The Jets, for all their quarterback poise, for all their "Hard Knocks" star power, for all their shutdown secondary, are in real danger of local TV blackouts this season. Are they a victim of their own success?

It's all the fault of those dastardly PSLs. Turns out, there weren't 50,000 Jets fans willing to shell out anywhere from $4,000 to $30,000 just for the right to buy season tickets.


Right now, there are at least 10,000 unsold seat licenses, and more importantly, 8,000 of them for non-premium seats. And if those non-premium seats aren't sold by gameday, that's an automatic television blackout.

Jets owner Woody Johnson says they're not even talking about dropping the prices — even though there are plenty of below cost PSLs available on ticket reselling sites.
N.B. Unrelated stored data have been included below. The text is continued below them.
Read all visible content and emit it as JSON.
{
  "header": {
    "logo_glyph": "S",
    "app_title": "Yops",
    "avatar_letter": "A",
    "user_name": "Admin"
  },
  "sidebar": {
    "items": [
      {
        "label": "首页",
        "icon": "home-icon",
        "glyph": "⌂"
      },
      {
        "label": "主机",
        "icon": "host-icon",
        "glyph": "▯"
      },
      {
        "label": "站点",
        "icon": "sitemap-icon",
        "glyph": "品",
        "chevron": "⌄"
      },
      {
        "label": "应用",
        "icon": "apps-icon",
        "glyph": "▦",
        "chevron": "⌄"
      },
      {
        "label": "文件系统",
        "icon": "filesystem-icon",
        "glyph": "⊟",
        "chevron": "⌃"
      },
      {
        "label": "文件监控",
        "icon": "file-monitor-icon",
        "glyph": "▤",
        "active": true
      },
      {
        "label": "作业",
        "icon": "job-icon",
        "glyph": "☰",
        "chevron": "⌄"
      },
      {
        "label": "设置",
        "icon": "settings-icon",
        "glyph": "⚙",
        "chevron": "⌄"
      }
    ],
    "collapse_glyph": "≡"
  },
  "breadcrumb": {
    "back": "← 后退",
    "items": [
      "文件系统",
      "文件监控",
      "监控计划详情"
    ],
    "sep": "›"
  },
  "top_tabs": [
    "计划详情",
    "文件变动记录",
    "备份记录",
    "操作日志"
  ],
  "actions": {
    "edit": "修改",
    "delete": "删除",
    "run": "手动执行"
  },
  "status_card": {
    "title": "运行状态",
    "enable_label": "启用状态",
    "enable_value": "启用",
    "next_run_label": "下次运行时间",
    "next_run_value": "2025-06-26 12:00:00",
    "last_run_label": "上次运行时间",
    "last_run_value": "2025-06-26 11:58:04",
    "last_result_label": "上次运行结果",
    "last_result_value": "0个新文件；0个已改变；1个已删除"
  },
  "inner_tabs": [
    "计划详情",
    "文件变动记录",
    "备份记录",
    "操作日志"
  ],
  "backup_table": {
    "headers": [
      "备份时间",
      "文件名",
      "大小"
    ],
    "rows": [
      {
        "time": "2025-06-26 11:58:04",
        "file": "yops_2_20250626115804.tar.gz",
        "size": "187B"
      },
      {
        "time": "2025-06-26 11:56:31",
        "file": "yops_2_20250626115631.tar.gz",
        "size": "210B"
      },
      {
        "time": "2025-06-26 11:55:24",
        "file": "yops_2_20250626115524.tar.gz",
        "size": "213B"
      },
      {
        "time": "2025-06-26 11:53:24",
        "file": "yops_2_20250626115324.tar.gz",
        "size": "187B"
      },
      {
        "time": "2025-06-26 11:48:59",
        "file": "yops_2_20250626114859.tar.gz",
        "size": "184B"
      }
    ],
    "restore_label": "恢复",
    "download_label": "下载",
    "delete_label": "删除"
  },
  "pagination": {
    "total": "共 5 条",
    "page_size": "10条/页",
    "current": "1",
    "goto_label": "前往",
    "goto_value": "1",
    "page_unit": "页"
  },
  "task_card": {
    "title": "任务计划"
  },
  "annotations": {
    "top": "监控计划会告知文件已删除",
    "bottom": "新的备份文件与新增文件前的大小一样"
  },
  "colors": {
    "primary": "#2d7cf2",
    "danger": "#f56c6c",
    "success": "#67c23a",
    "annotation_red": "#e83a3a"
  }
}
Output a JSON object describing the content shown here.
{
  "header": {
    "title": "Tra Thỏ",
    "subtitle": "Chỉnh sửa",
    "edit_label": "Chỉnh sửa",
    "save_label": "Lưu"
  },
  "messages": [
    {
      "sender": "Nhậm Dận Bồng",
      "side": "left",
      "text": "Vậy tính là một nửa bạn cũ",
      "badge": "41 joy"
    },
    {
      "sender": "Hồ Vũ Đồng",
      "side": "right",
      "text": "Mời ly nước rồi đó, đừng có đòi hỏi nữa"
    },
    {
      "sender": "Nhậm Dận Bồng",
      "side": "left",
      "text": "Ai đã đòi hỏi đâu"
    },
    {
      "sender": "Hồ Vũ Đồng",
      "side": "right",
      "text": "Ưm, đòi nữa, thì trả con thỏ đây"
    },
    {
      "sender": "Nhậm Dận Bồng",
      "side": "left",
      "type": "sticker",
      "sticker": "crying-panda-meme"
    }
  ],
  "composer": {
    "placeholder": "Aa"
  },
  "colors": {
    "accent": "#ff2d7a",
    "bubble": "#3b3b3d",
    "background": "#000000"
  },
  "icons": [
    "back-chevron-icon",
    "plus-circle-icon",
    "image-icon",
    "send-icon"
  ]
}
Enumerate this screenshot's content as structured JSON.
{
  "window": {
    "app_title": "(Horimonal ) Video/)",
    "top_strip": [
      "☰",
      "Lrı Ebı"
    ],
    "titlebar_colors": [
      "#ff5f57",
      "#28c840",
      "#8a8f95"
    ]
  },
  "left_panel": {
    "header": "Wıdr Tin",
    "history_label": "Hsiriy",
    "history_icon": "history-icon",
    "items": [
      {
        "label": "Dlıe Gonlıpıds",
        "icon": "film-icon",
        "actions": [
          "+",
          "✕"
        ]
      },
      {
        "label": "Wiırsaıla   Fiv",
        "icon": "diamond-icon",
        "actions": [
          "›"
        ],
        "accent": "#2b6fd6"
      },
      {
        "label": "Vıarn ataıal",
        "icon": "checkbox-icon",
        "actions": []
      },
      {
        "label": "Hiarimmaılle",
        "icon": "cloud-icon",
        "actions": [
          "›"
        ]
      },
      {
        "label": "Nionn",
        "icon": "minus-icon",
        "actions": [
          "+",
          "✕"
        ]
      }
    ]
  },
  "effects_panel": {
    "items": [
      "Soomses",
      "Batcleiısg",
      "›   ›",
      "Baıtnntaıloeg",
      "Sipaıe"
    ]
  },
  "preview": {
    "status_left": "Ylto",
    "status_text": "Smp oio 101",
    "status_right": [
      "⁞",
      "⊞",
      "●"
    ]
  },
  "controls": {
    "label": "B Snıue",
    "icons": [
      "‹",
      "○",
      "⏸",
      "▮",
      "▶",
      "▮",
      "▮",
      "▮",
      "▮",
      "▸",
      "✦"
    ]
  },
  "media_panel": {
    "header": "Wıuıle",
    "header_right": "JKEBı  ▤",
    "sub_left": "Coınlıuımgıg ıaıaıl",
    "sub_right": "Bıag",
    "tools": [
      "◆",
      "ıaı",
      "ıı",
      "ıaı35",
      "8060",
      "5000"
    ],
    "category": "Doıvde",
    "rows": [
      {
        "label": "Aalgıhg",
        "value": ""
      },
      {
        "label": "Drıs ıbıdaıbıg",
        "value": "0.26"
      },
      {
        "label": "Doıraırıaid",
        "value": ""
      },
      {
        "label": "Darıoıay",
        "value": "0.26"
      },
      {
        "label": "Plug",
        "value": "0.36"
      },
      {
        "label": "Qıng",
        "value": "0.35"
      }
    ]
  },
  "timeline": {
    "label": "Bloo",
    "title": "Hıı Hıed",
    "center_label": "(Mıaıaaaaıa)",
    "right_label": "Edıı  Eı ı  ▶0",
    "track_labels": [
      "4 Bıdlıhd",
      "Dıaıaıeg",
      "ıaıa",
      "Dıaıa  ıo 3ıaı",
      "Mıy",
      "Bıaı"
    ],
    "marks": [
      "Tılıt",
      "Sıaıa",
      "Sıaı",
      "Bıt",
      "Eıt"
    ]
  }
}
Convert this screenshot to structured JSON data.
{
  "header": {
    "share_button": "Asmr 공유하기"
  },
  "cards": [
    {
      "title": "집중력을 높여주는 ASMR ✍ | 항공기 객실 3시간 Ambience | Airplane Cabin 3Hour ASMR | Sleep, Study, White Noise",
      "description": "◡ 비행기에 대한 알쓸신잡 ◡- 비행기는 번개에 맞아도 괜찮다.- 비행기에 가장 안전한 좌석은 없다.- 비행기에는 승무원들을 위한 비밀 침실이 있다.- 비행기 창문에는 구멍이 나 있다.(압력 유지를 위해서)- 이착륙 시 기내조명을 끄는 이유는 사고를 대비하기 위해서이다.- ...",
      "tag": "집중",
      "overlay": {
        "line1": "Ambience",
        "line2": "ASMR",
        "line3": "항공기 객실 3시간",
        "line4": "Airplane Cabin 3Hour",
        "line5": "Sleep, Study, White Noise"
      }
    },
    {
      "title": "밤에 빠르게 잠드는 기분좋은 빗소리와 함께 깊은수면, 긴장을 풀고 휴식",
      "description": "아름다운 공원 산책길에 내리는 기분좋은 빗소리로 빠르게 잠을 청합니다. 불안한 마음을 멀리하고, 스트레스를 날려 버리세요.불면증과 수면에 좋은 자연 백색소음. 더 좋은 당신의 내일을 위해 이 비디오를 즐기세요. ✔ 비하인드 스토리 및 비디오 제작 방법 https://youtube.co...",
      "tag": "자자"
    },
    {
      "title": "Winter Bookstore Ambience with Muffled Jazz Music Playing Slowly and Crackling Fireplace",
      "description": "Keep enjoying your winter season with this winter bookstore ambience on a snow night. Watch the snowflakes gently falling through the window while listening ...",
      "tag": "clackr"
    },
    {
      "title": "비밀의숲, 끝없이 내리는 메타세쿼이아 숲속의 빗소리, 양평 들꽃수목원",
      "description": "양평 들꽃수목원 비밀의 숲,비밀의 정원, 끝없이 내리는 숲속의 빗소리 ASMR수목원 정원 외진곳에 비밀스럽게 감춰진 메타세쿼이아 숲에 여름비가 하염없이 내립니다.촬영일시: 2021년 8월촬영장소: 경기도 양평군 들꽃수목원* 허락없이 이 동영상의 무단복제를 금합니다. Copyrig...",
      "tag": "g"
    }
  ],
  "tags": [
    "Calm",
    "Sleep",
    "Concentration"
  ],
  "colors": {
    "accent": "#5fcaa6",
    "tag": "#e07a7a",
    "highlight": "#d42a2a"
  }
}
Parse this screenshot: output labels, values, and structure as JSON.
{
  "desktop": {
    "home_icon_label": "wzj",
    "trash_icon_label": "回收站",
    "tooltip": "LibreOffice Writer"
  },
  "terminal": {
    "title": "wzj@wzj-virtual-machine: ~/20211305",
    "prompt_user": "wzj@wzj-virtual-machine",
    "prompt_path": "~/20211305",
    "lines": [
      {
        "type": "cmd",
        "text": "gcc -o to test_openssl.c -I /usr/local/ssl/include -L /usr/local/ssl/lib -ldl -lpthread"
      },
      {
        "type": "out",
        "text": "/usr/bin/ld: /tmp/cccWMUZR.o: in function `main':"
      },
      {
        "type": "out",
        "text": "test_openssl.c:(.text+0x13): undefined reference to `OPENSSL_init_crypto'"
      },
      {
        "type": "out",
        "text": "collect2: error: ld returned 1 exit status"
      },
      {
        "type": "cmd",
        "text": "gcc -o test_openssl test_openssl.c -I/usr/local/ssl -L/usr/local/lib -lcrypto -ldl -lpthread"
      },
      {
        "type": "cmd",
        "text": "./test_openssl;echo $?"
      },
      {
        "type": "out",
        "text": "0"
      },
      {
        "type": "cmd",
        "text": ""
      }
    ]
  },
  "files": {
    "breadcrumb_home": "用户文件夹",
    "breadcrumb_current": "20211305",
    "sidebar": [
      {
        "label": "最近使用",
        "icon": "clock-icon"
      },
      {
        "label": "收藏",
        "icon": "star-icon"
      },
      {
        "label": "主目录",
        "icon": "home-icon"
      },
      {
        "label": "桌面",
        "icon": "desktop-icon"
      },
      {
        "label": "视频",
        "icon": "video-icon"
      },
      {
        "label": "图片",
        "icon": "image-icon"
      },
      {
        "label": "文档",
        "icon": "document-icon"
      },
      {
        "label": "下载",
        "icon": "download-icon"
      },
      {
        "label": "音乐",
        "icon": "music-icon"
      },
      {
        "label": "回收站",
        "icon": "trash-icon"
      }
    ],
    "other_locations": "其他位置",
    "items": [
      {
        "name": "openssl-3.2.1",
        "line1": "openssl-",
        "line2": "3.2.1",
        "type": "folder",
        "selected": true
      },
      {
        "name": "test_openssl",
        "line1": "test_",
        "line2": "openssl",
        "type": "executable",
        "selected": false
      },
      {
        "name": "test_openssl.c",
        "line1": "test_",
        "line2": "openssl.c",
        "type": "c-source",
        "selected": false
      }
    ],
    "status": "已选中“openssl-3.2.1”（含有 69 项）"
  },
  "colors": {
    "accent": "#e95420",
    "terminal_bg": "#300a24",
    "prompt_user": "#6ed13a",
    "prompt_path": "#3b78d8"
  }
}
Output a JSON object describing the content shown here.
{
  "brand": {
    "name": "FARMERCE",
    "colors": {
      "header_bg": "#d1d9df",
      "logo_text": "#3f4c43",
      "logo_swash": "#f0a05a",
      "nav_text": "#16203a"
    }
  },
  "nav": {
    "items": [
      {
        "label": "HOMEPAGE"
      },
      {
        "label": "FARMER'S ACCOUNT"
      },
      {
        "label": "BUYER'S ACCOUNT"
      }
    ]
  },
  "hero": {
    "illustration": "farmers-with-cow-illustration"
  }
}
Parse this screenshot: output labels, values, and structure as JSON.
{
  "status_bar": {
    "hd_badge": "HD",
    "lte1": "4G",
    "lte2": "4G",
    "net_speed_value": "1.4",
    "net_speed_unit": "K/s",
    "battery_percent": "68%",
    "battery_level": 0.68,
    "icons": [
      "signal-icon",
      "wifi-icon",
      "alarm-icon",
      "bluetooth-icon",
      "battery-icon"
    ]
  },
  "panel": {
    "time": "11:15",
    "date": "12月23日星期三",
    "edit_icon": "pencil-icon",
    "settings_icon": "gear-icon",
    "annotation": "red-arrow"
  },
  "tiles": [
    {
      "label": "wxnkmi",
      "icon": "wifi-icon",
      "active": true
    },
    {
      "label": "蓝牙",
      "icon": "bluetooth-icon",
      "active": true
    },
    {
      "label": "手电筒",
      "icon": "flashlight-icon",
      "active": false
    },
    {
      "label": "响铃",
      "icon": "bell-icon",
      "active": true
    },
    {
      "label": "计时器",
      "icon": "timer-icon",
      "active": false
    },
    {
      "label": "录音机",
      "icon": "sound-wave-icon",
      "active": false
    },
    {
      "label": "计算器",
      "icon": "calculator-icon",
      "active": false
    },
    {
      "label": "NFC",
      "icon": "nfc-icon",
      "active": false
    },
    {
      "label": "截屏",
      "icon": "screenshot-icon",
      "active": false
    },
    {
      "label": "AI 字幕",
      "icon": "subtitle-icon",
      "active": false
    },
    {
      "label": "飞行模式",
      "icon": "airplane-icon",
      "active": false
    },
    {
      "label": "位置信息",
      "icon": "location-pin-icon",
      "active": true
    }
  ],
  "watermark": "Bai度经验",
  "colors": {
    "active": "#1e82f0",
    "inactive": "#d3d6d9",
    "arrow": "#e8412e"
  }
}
[They are] fairly priced right now," Johnson told The Post when asked about dropping the PSL cost. "[They're] selling, and [they're] selling right along our trendlines, so we're good to go."

The Giants aren't having such problems, having already sold all of their non-premium seat licenses. But it was comparing themselves to the Giants in the first place that probably led to this mess.


The Jets simply don't have the same history the Giants do. Their fan base is smaller, and skews slightly more working class. So despite a decade of being in the hunt most years, the Jets really have no business charging the same prices as the Giants.

Or maybe they should have put on a better show for their ticketholders at their pathetic little draft party.

Johnson won't cut rates on unsold PSLs as Jets blackouts loom [NY Post]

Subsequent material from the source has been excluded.